According to a report from the Daily Caller, the court said that the city of Gainesville “did not put on any evidence, at all, at the injunction hearing” that would allow the court to consider whether the vaccine mandate “meets a strict scrutiny test, a rational basis test, or whether it meets any other standard.”
“Federal law holds that compelled physical intrusion into the human body is an invasion of bodily integrity that implicates significant, constitutionally protected privacy interests,” the court order said.
City employees had filed a lawsuit arguing that the vaccine mandate “facially implicates their right to privacy under the Florida Constitution” with the support of Florida Governor Ron DeSantis and Attorney General Ashley Moody.

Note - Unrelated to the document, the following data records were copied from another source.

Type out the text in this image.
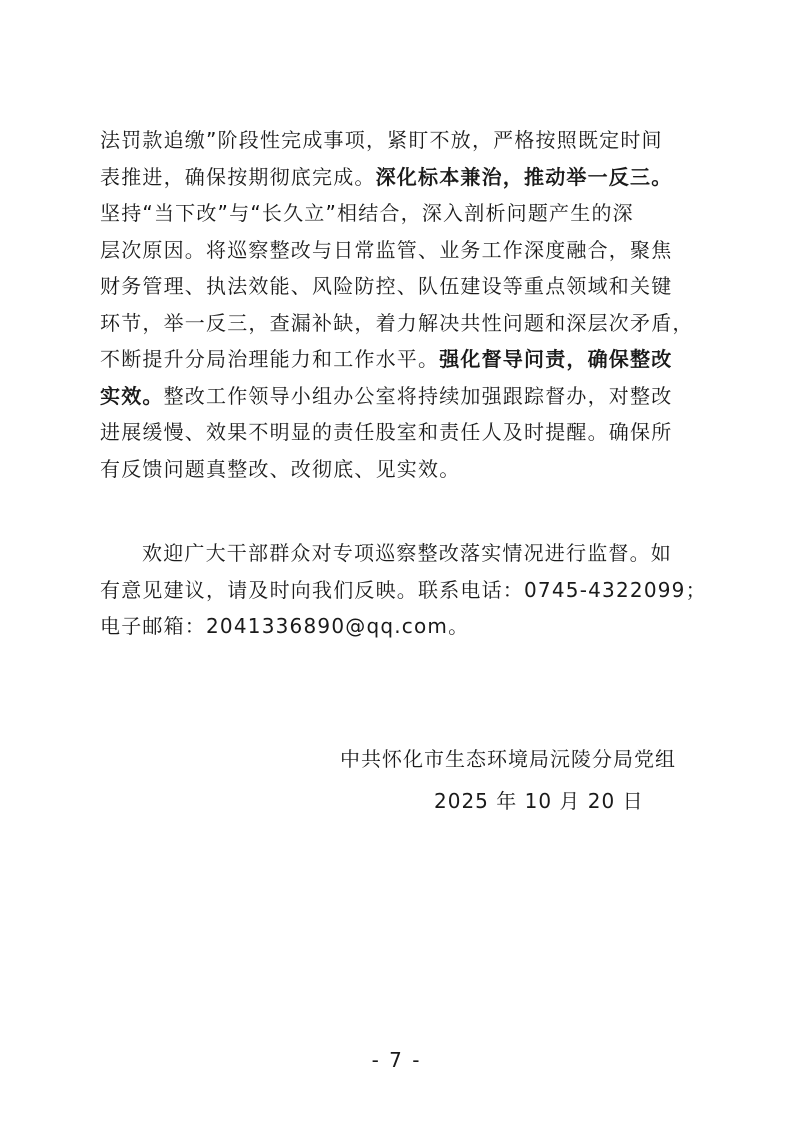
法罚款追缴”阶段性完成事项，紧盯不放，严格按照既定时间
表推进，确保按期彻底完成。深化标本兼治，推动举一反三。
坚持“当下改”与“长久立”相结合，深入剖析问题产生的深
层次原因。将巡察整改与日常监管、业务工作深度融合，聚焦
财务管理、执法效能、风险防控、队伍建设等重点领域和关键
环节，举一反三，查漏补缺，着力解决共性问题和深层次矛盾，
不断提升分局治理能力和工作水平。强化督导问责，确保整改
实效。整改工作领导小组办公室将持续加强跟踪督办，对整改
进展缓慢、效果不明显的责任股室和责任人及时提醒。确保所
有反馈问题真整改、改彻底、见实效。
欢迎广大干部群众对专项巡察整改落实情况进行监督。如
有意见建议，请及时向我们反映。联系电话：0745-4322099；
电子邮箱：2041336890@qq.com。
中共怀化市生态环境局沅陵分局党组
2025 年 10 月 20 日
- 7 -
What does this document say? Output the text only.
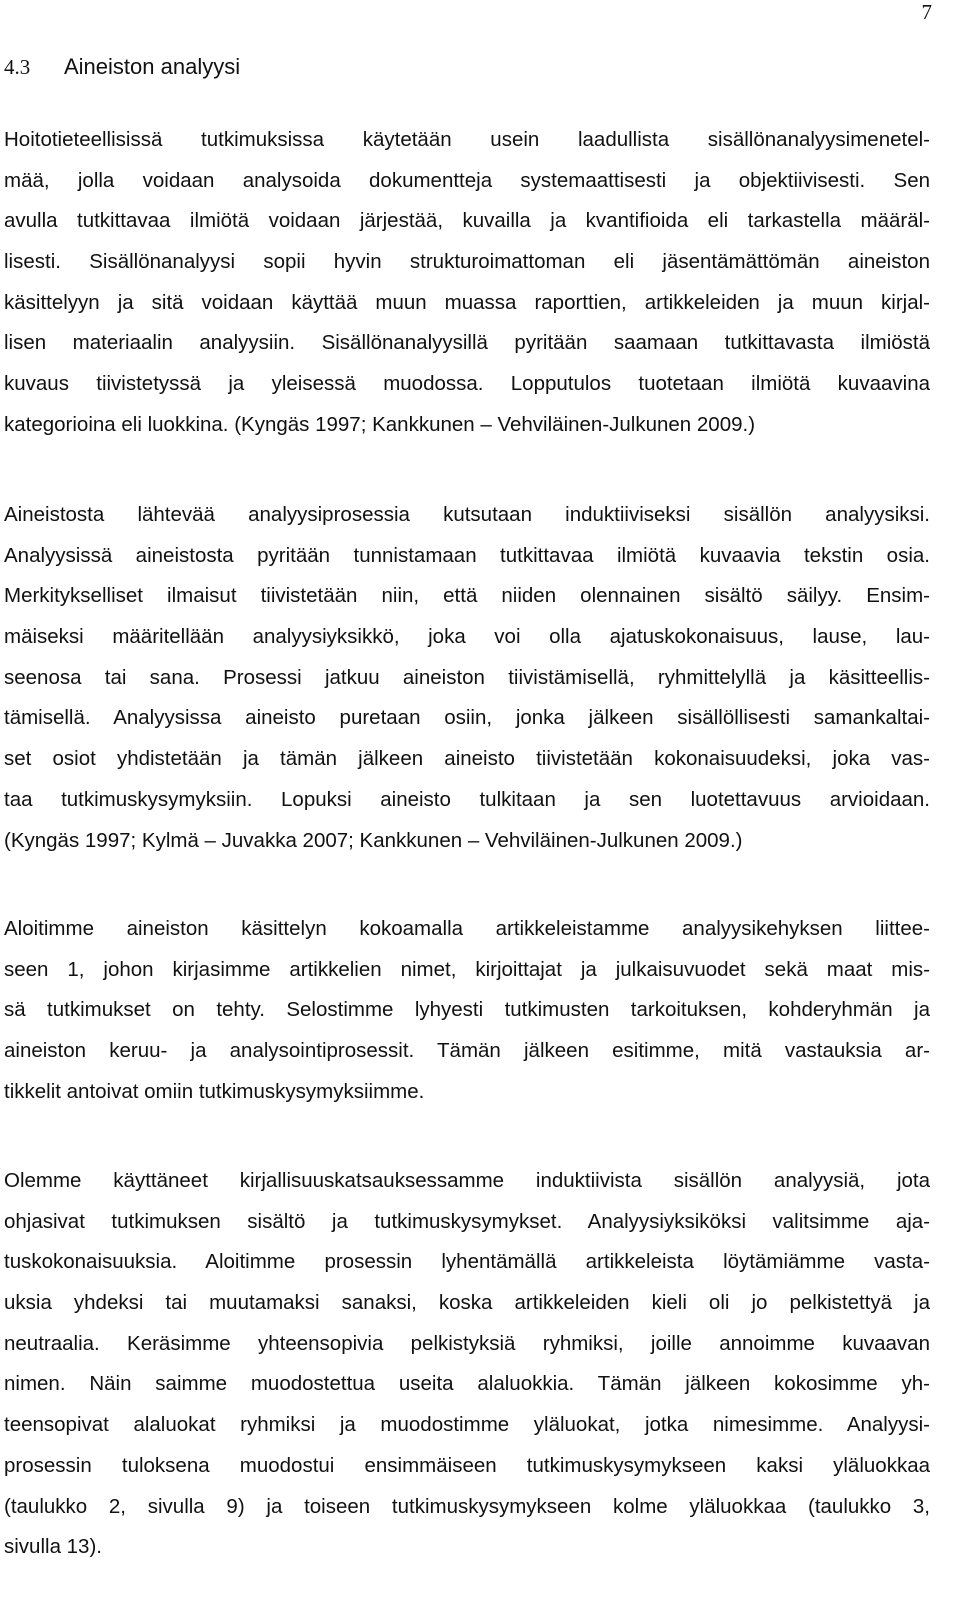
7
4.3 Aineiston analyysi
Hoitotieteellisissä tutkimuksissa käytetään usein laadullista sisällönanalyysimenetel-
mää, jolla voidaan analysoida dokumentteja systemaattisesti ja objektiivisesti. Sen
avulla tutkittavaa ilmiötä voidaan järjestää, kuvailla ja kvantifioida eli tarkastella määräl-
lisesti. Sisällönanalyysi sopii hyvin strukturoimattoman eli jäsentämättömän aineiston
käsittelyyn ja sitä voidaan käyttää muun muassa raporttien, artikkeleiden ja muun kirjal-
lisen materiaalin analyysiin. Sisällönanalyysillä pyritään saamaan tutkittavasta ilmiöstä
kuvaus tiivistetyssä ja yleisessä muodossa. Lopputulos tuotetaan ilmiötä kuvaavina
kategorioina eli luokkina. (Kyngäs 1997; Kankkunen – Vehviläinen-Julkunen 2009.)
Aineistosta lähtevää analyysiprosessia kutsutaan induktiiviseksi sisällön analyysiksi.
Analyysissä aineistosta pyritään tunnistamaan tutkittavaa ilmiötä kuvaavia tekstin osia.
Merkitykselliset ilmaisut tiivistetään niin, että niiden olennainen sisältö säilyy. Ensim-
mäiseksi määritellään analyysiyksikkö, joka voi olla ajatuskokonaisuus, lause, lau-
seenosa tai sana. Prosessi jatkuu aineiston tiivistämisellä, ryhmittelyllä ja käsitteellis-
tämisellä. Analyysissa aineisto puretaan osiin, jonka jälkeen sisällöllisesti samankaltai-
set osiot yhdistetään ja tämän jälkeen aineisto tiivistetään kokonaisuudeksi, joka vas-
taa tutkimuskysymyksiin. Lopuksi aineisto tulkitaan ja sen luotettavuus arvioidaan.
(Kyngäs 1997; Kylmä – Juvakka 2007; Kankkunen – Vehviläinen-Julkunen 2009.)
Aloitimme aineiston käsittelyn kokoamalla artikkeleistamme analyysikehyksen liittee-
seen 1, johon kirjasimme artikkelien nimet, kirjoittajat ja julkaisuvuodet sekä maat mis-
sä tutkimukset on tehty. Selostimme lyhyesti tutkimusten tarkoituksen, kohderyhmän ja
aineiston keruu- ja analysointiprosessit. Tämän jälkeen esitimme, mitä vastauksia ar-
tikkelit antoivat omiin tutkimuskysymyksiimme.
Olemme käyttäneet kirjallisuuskatsauksessamme induktiivista sisällön analyysiä, jota
ohjasivat tutkimuksen sisältö ja tutkimuskysymykset. Analyysiyksiköksi valitsimme aja-
tuskokonaisuuksia. Aloitimme prosessin lyhentämällä artikkeleista löytämiämme vasta-
uksia yhdeksi tai muutamaksi sanaksi, koska artikkeleiden kieli oli jo pelkistettyä ja
neutraalia. Keräsimme yhteensopivia pelkistyksiä ryhmiksi, joille annoimme kuvaavan
nimen. Näin saimme muodostettua useita alaluokkia. Tämän jälkeen kokosimme yh-
teensopivat alaluokat ryhmiksi ja muodostimme yläluokat, jotka nimesimme. Analyysi-
prosessin tuloksena muodostui ensimmäiseen tutkimuskysymykseen kaksi yläluokkaa
(taulukko 2, sivulla 9) ja toiseen tutkimuskysymykseen kolme yläluokkaa (taulukko 3,
sivulla 13).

In the court order, the judge wrote that “the challenged policy invades and/or implicates the Plaintiffs’ constitutionally protected right to privacy.”
The judge explained that “the City had an opportunity to present evidence that would show that this Vaccine Mandate was the least restrictive means to meet a compelling government interest. The City did not do that and, in fact, did not present any evidence, at all. Therefore, the Court is required to find that the City failed to meet its burden of proving that the Vaccine Mandate furthers a compelling state interest in the least restrictive way.”

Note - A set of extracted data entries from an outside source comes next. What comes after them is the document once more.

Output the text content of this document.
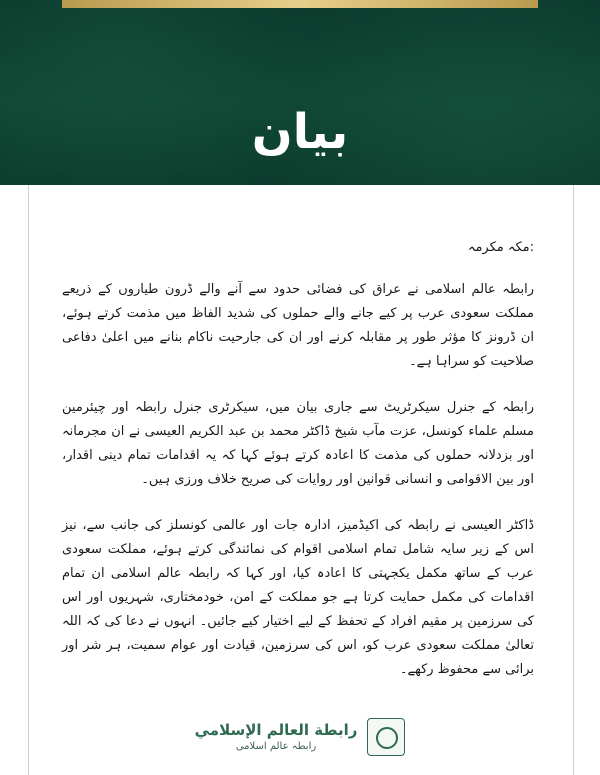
بیان
:مکہ مکرمہ

رابطہ عالم اسلامی نے عراق کی فضائی حدود سے آنے والے ڈرون طیاروں کے ذریعے مملکت سعودی عرب پر کیے جانے والے حملوں کی شدید الفاظ میں مذمت کرتے ہوئے، ان ڈرونز کا مؤثر طور پر مقابلہ کرنے اور ان کی جارحیت ناکام بنانے میں اعلیٰ دفاعی صلاحیت کو سراہا ہے۔

رابطہ کے جنرل سیکرٹریٹ سے جاری بیان میں، سیکرٹری جنرل رابطہ اور چیئرمین مسلم علماء کونسل، عزت مآب شیخ ڈاکٹر محمد بن عبد الکریم العیسی نے ان مجرمانہ اور بزدلانہ حملوں کی مذمت کا اعادہ کرتے ہوئے کہا کہ یہ اقدامات تمام دینی اقدار، اور بین الاقوامی و انسانی قوانین اور روایات کی صریح خلاف ورزی ہیں۔

ڈاکٹر العیسی نے رابطہ کی اکیڈمیز، ادارہ جات اور عالمی کونسلز کی جانب سے، نیز اس کے زیر سایہ شامل تمام اسلامی اقوام کی نمائندگی کرتے ہوئے، مملکت سعودی عرب کے ساتھ مکمل یکجہتی کا اعادہ کیا، اور کہا کہ رابطہ عالم اسلامی ان تمام اقدامات کی مکمل حمایت کرتا ہے جو مملکت کے امن، خودمختاری، شہریوں اور اس کی سرزمین پر مقیم افراد کے تحفظ کے لیے اختیار کیے جائیں۔ انہوں نے دعا کی کہ اللہ تعالیٰ مملکت سعودی عرب کو، اس کی سرزمین، قیادت اور عوام سمیت، ہر شر اور برائی سے محفوظ رکھے۔

رابطة العالم الإسلامي
رابطہ عالم اسلامی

Governor DeSantis is celebrating the judge’s decision.
“We welcome the court’s decision and congratulate the City of Gainesville employees on this victory,” the governor’s press secretary Christina Pushaw said in a statement provided to the Daily Caller. “They took a courageous stand not only for their rights, but for everyone’s right to make their own private medical decisions without fear of losing their livelihoods.”
Earlier this month, Gov. DeSantis announced that cities and counties that mandate vaccines for government employees will be fined $5,000 per worker.
During his speech in Alachua County, DeSantis stressed that government agencies that violate his order could face millions in fines.
“We are gonna stand for the men and women who are serving us. We are gonna protect Florida jobs,” DeSantis said. “We are not gonna let people be fired because of a vaccine mandate.”
The governor was responding to an announcement by President Joe Biden that the Occupational Safety and Health Administration (OSHA) is working on a rule to require businesses with 100 or more employees to mandate vaccines for their entire workforce — or require the unvaccinated to produce weekly negative test results. The rule is projected to impact over 80 million American workers.
DeSantis explained that mandating vaccines will be a violation of the newly passed SB 2006, which banned businesses, governments and schools from requiring vaccine passports. The legislation lays out that those who violate the ban would face fines “not to exceed $5,000 per violation.”
“You don’t just cast aside people who have been serving faithfully over this issue, over what’s basically a personal choice on their individual health,” DeSantis said. “We cannot let these folks be cast aside. We cannot allow their jobs to be destroyed.”